Tijdens de wintermaanden, wanneer uw buitentuin weinig te bieden heeft, geeft het groen in uw huis een boost en houdt de lucht fris. Maar geloof het of niet, ook al leeft een plant binnen in een pot, hij blijft zich bewust van de seizoenen. In feite gaan kamerplanten op dezelfde manier om met de winter als buitensoorten. Hoewel hun kleuren helder blijven, gaan kamerplanten in wezen slapen.
Als zodanig hebben kamerplanten in de winter minder praktische zorg nodig - alleen een constant niveau van aandacht voor hun veranderende behoeften.

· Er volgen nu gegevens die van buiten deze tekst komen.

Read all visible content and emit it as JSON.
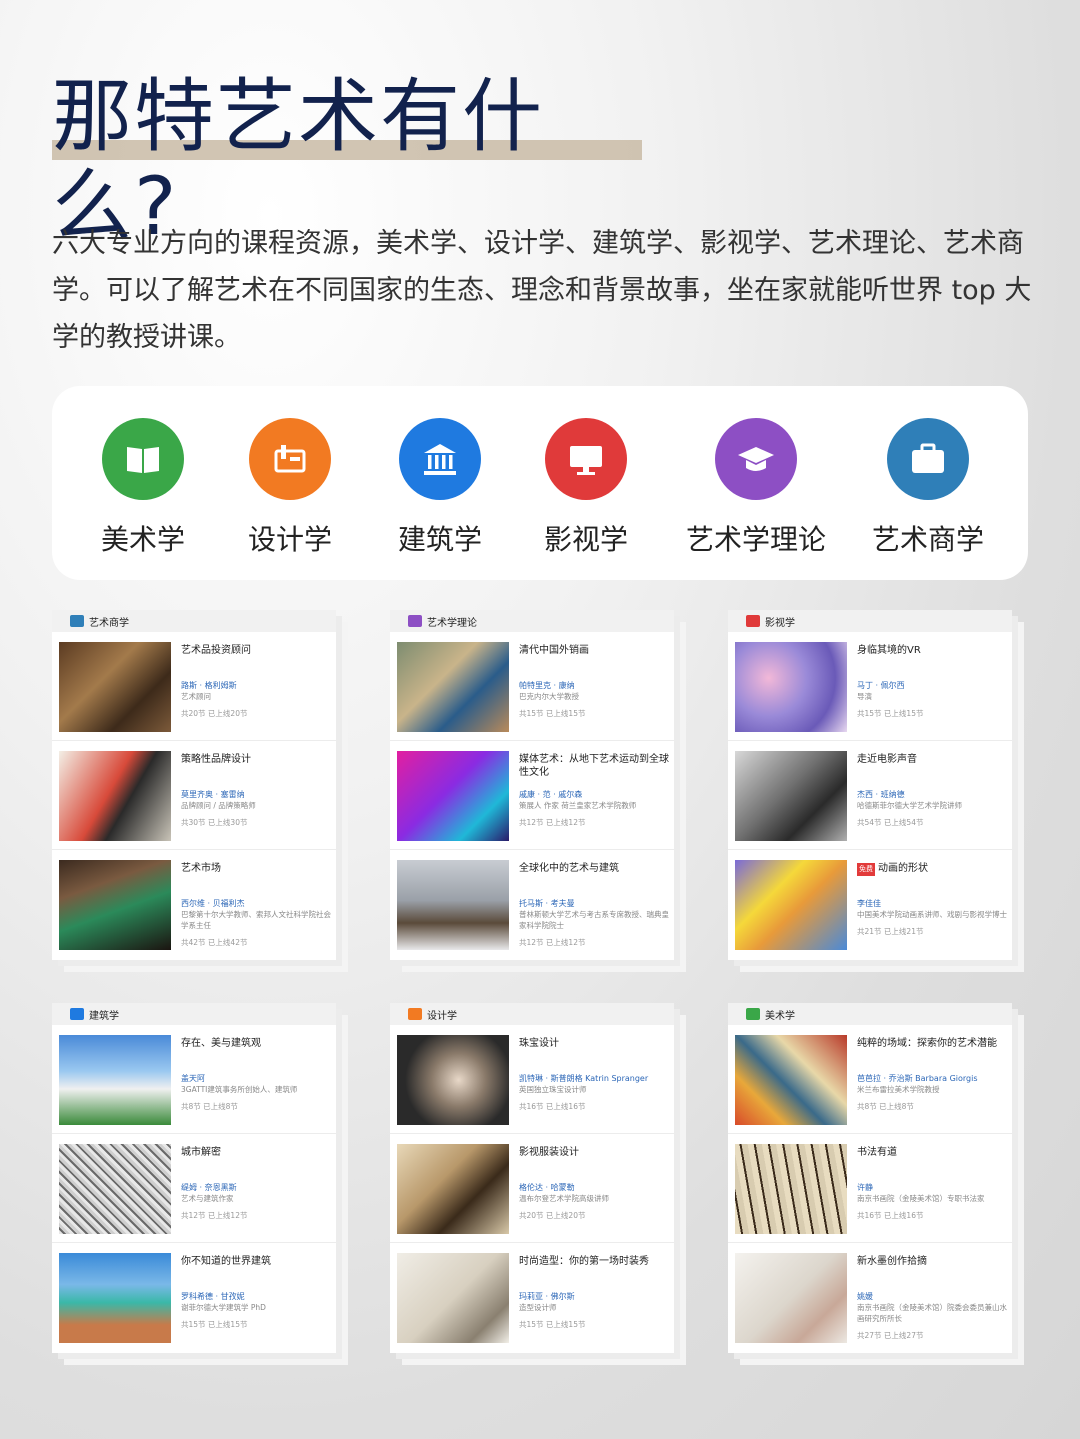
{
  "title": "那特艺术有什么?",
  "intro": "六大专业方向的课程资源，美术学、设计学、建筑学、影视学、艺术理论、艺术商学。可以了解艺术在不同国家的生态、理念和背景故事，坐在家就能听世界 top 大学的教授讲课。",
  "categories": [
    {
      "label": "美术学",
      "icon": "book-icon",
      "color": "#3aa748"
    },
    {
      "label": "设计学",
      "icon": "design-tool-icon",
      "color": "#f27a22"
    },
    {
      "label": "建筑学",
      "icon": "bank-building-icon",
      "color": "#1f7ae0"
    },
    {
      "label": "影视学",
      "icon": "monitor-icon",
      "color": "#e03a3a"
    },
    {
      "label": "艺术学理论",
      "icon": "graduation-cap-icon",
      "color": "#8d4fc4"
    },
    {
      "label": "艺术商学",
      "icon": "briefcase-icon",
      "color": "#2f7fb8"
    }
  ],
  "cards": [
    {
      "header": "艺术商学",
      "color": "#2f7fb8",
      "courses": [
        {
          "title": "艺术品投资顾问",
          "teacher": "路斯 · 格利姆斯",
          "role": "艺术顾问",
          "lessons": "共20节 已上线20节",
          "tag": ""
        },
        {
          "title": "策略性品牌设计",
          "teacher": "莫里齐奥 · 塞雷纳",
          "role": "品牌顾问 / 品牌策略师",
          "lessons": "共30节 已上线30节",
          "tag": ""
        },
        {
          "title": "艺术市场",
          "teacher": "西尔维 · 贝福利杰",
          "role": "巴黎第十尔大学教师、索邦人文社科学院社会学系主任",
          "lessons": "共42节 已上线42节",
          "tag": ""
        }
      ]
    },
    {
      "header": "艺术学理论",
      "color": "#8d4fc4",
      "courses": [
        {
          "title": "清代中国外销画",
          "teacher": "帕特里克 · 康纳",
          "role": "巴克内尔大学教授",
          "lessons": "共15节 已上线15节",
          "tag": ""
        },
        {
          "title": "媒体艺术：从地下艺术运动到全球性文化",
          "teacher": "戚康 · 范 · 戚尔森",
          "role": "策展人 作家 荷兰皇家艺术学院教师",
          "lessons": "共12节 已上线12节",
          "tag": ""
        },
        {
          "title": "全球化中的艺术与建筑",
          "teacher": "托马斯 · 考夫曼",
          "role": "普林斯顿大学艺术与考古系专席教授、瑞典皇家科学院院士",
          "lessons": "共12节 已上线12节",
          "tag": ""
        }
      ]
    },
    {
      "header": "影视学",
      "color": "#e03a3a",
      "courses": [
        {
          "title": "身临其境的VR",
          "teacher": "马丁 · 佩尔西",
          "role": "导演",
          "lessons": "共15节 已上线15节",
          "tag": ""
        },
        {
          "title": "走近电影声音",
          "teacher": "杰西 · 班纳德",
          "role": "哈德斯菲尔德大学艺术学院讲师",
          "lessons": "共54节 已上线54节",
          "tag": ""
        },
        {
          "title": "动画的形状",
          "teacher": "李佳佳",
          "role": "中国美术学院动画系讲师、戏剧与影视学博士",
          "lessons": "共21节 已上线21节",
          "tag": "免费"
        }
      ]
    },
    {
      "header": "建筑学",
      "color": "#1f7ae0",
      "courses": [
        {
          "title": "存在、美与建筑观",
          "teacher": "盖天阿",
          "role": "3GATTI建筑事务所创始人、建筑师",
          "lessons": "共8节 已上线8节",
          "tag": ""
        },
        {
          "title": "城市解密",
          "teacher": "缇姆 · 奈恩黑斯",
          "role": "艺术与建筑作家",
          "lessons": "共12节 已上线12节",
          "tag": ""
        },
        {
          "title": "你不知道的世界建筑",
          "teacher": "罗科希德 · 甘孜妮",
          "role": "谢菲尔德大学建筑学 PhD",
          "lessons": "共15节 已上线15节",
          "tag": ""
        }
      ]
    },
    {
      "header": "设计学",
      "color": "#f27a22",
      "courses": [
        {
          "title": "珠宝设计",
          "teacher": "凯特琳 · 斯普朗格 Katrin Spranger",
          "role": "英国独立珠宝设计师",
          "lessons": "共16节 已上线16节",
          "tag": ""
        },
        {
          "title": "影视服装设计",
          "teacher": "格伦达 · 哈蒙勒",
          "role": "温布尔登艺术学院高级讲师",
          "lessons": "共20节 已上线20节",
          "tag": ""
        },
        {
          "title": "时尚造型：你的第一场时装秀",
          "teacher": "玛莉亚 · 佛尔斯",
          "role": "造型设计师",
          "lessons": "共15节 已上线15节",
          "tag": ""
        }
      ]
    },
    {
      "header": "美术学",
      "color": "#3aa748",
      "courses": [
        {
          "title": "纯粹的场域：探索你的艺术潜能",
          "teacher": "芭芭拉 · 乔治斯 Barbara Giorgis",
          "role": "米兰布雷拉美术学院教授",
          "lessons": "共8节 已上线8节",
          "tag": ""
        },
        {
          "title": "书法有道",
          "teacher": "许静",
          "role": "南京书画院（金陵美术馆）专职书法家",
          "lessons": "共16节 已上线16节",
          "tag": ""
        },
        {
          "title": "新水墨创作拾摘",
          "teacher": "姚媛",
          "role": "南京书画院（金陵美术馆）院委会委员兼山水画研究所所长",
          "lessons": "共27节 已上线27节",
          "tag": ""
        }
      ]
    }
  ]
}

Hier leest u hoe u uw ficus, varens en philodendrons het beste kunt verzorgen totdat het weer warmer wordt.
- Breng buitenplanten geleidelijk aan. Als je kamerplanten alleen voor de winter naar binnen verplaatst, kun je ze het beste laten wennen aan de verandering van omgeving door ze een paar uur op hun nieuwe locatie te zetten en ze vervolgens een paar uur elke dag op hun vorige plek terug te zetten. weken. Verhoog geleidelijk de tijd in de "winterresidentie" van de plant totdat deze klaar is voor de volledige overgang.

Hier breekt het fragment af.